Robert was unable to walk out of his situation due to back problems that left him only able to get around with the help of a walker. He had no food. The only water he had barely filled an 8 ounce bottle. He honked his horn until the car battery was depleted.

Robert sat there, alone in his car, for two days.

With no food, little water, and temperatures in the upper 90s, he realized things didn’t look good. So he grabbed a pen and began writing on the car’s armrest.

Look closely and you can make a bit of it out. The first—and Robert said the most important—was that he make sure everyone knew it was an accident. Robert didn’t want anyone thinking he committed suicide. He wrote that the car’s wheels spun out. He asked that his family give him a closed casket.

About forty hours later, Robert was found. Turns out that final note wasn’t needed after all. As you can imagine, the whole ordeal changed him. Robert has a new outlook on life. He understands its delicateness. He knows every moment is precious.

It’s a good story with a happy ending. But me, I can’t stop thinking about that note.

What would I tell my family? What would I tell you? What would I say if I could never say anything more? Those questions have preyed on my mind since reading Robert’s story. I figured the only way I could start thinking about something else is to go ahead and write my letter.

So here it is, the last thing I’d ever write:

Dear All,

I don’t know how I managed to get myself in this mess. I think a lot of times you can’t see the trouble that’s coming until it’s on you. This is probably one of those times. I guess I should hurry. I never used to think much about time. Suddenly, time seems pretty important.

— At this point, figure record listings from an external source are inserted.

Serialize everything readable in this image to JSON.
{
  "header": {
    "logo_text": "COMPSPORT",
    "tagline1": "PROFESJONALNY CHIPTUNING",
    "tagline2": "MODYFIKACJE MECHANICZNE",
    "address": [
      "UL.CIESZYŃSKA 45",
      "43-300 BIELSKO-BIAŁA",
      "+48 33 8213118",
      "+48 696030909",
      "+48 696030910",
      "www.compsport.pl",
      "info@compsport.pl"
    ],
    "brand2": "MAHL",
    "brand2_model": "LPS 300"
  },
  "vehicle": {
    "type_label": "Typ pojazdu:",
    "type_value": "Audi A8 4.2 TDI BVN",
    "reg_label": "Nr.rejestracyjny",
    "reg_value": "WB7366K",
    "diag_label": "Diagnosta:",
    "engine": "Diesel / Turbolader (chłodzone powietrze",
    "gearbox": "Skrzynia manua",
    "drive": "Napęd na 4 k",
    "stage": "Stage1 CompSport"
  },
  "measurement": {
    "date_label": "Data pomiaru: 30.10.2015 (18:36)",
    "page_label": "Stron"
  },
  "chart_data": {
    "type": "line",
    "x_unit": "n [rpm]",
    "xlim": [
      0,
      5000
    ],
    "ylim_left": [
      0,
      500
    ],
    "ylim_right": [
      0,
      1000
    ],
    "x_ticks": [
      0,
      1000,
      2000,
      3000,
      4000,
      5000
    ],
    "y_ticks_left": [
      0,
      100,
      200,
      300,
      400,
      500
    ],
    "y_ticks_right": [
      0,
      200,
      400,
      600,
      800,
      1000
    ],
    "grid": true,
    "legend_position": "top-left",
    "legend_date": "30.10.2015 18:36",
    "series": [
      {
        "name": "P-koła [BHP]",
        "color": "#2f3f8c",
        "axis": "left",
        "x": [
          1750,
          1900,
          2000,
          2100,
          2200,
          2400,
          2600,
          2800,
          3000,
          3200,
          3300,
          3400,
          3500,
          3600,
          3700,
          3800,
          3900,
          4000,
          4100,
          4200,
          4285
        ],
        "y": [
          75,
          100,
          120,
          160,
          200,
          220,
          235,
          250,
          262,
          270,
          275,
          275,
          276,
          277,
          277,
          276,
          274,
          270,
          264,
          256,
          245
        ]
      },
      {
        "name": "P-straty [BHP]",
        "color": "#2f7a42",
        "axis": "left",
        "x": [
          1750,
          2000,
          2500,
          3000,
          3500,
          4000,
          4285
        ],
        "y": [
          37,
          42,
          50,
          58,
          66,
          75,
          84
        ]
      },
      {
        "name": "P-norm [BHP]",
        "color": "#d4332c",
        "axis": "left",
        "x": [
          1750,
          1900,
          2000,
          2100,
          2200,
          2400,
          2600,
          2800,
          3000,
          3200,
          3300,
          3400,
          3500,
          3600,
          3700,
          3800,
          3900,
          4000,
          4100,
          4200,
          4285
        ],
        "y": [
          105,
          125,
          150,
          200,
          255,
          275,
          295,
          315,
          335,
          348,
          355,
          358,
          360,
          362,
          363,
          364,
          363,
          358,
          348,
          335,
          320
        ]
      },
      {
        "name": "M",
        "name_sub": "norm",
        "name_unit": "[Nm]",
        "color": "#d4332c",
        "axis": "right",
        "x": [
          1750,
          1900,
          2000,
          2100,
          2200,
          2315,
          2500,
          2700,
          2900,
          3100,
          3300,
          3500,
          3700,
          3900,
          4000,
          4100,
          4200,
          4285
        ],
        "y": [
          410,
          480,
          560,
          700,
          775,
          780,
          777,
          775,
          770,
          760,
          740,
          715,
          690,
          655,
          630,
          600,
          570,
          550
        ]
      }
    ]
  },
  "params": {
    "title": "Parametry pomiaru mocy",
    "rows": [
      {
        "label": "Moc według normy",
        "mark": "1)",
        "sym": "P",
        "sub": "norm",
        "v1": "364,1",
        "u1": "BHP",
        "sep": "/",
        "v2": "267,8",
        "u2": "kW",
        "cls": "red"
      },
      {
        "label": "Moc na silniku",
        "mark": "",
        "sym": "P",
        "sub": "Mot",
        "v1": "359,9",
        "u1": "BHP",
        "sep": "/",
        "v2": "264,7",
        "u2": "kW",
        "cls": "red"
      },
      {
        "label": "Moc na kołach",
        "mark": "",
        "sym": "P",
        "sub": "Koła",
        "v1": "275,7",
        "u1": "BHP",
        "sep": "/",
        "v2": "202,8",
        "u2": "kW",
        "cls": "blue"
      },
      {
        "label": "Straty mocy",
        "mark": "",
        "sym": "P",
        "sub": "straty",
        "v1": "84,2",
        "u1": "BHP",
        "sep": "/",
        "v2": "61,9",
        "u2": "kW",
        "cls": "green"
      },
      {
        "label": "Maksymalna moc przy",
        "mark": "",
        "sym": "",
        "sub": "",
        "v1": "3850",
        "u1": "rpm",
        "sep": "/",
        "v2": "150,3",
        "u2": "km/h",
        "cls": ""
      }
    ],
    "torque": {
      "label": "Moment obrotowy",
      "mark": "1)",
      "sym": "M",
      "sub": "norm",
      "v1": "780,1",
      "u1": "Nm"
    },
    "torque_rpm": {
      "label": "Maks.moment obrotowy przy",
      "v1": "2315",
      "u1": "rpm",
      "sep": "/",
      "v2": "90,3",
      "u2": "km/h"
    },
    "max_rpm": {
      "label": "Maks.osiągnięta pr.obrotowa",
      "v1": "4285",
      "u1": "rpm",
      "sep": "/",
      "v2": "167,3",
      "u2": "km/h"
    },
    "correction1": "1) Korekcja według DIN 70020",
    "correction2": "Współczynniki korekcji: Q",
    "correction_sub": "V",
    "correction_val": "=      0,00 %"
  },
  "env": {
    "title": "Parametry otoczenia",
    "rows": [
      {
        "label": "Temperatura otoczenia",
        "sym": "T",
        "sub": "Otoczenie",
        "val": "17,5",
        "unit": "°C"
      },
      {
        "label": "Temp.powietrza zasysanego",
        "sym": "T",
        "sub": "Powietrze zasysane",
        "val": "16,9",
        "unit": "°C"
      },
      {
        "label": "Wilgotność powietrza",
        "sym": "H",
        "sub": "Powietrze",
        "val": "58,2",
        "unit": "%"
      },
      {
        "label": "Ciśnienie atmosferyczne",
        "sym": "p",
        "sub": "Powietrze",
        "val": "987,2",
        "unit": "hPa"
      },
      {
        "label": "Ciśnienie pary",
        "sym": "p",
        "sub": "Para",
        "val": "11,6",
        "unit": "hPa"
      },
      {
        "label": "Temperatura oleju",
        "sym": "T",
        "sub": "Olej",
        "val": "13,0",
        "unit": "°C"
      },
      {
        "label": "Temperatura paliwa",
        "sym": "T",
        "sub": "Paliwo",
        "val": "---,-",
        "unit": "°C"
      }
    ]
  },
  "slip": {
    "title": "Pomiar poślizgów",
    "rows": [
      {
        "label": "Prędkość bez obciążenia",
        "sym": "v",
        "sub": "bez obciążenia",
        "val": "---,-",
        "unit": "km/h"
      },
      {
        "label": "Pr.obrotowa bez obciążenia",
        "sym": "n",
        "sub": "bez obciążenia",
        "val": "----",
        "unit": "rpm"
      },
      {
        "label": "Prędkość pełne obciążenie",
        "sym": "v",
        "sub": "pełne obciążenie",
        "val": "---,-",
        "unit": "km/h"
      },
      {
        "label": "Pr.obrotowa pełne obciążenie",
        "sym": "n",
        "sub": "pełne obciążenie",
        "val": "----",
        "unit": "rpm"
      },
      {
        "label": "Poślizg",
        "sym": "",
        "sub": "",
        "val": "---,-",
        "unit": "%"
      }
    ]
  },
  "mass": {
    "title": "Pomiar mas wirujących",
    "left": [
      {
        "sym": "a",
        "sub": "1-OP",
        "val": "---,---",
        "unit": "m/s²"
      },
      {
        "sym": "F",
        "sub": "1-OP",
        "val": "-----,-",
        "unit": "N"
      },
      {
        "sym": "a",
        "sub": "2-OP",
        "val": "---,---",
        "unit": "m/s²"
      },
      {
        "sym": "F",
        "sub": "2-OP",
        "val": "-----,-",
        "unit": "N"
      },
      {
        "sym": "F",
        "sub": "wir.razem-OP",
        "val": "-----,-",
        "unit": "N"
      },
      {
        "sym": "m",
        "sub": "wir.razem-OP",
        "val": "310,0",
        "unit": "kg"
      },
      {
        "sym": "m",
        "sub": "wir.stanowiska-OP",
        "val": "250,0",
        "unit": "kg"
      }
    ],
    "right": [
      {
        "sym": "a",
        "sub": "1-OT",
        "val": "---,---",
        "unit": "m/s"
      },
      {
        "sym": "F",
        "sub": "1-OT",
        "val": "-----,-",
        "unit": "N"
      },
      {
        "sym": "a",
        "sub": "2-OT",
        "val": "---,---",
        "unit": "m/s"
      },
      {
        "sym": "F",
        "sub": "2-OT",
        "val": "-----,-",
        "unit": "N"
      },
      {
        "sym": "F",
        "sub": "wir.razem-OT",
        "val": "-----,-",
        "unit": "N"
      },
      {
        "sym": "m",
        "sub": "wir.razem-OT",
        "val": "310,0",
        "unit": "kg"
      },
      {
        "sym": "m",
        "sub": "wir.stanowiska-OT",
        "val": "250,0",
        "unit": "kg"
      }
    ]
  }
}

To my family, I want to say that the very last thing I want to do is leave you behind. You need to know that as much as I’m ready for heaven, I’m thinking the angels will have to drag me there. But don’t worry, I’ll find me a bench somewhere near the gate and wait for each of you.

To my wife, I’m sorry I was never the man I wanted to be. I’m thankful you overlooked that. Take care of the kids. Raise them to believe like you and fight like me.

To my son, there are few things more difficult in life than knowing how to be a man. I’ll give you a quick summary—work hard, laugh much, pray often. Love dignity rather than money. Face your darkness. Let your word be your bond. You’ll do well in life if you cling to those things. Know that I will always be proud of you.

To my daughter, you’ve taught me more about faith than anyone I’ve ever known. Remember this: we seldom have any choice as to the wars we must fight, we can only elect to face them with honor or cowardice.

To my friends, I know it may appear at times that I prefer silence to speech and solitude to company, but you mended the gashes I had rent into my own heart. Whatever goodness is in me was fostered by you.

I ask that you dispose of my remains as you see fit. I have no preference. Whatever flesh and bone is left behind is not me, it is merely an empty house that God has deemed I’ve outgrown.

Do not mourn, laugh.

Do not look back, look forward.

Live intently.

And last, know that all that separates the two of us is but one stroke of heaven’s eternal clock. Life is but a dream. Death is simply when we wake.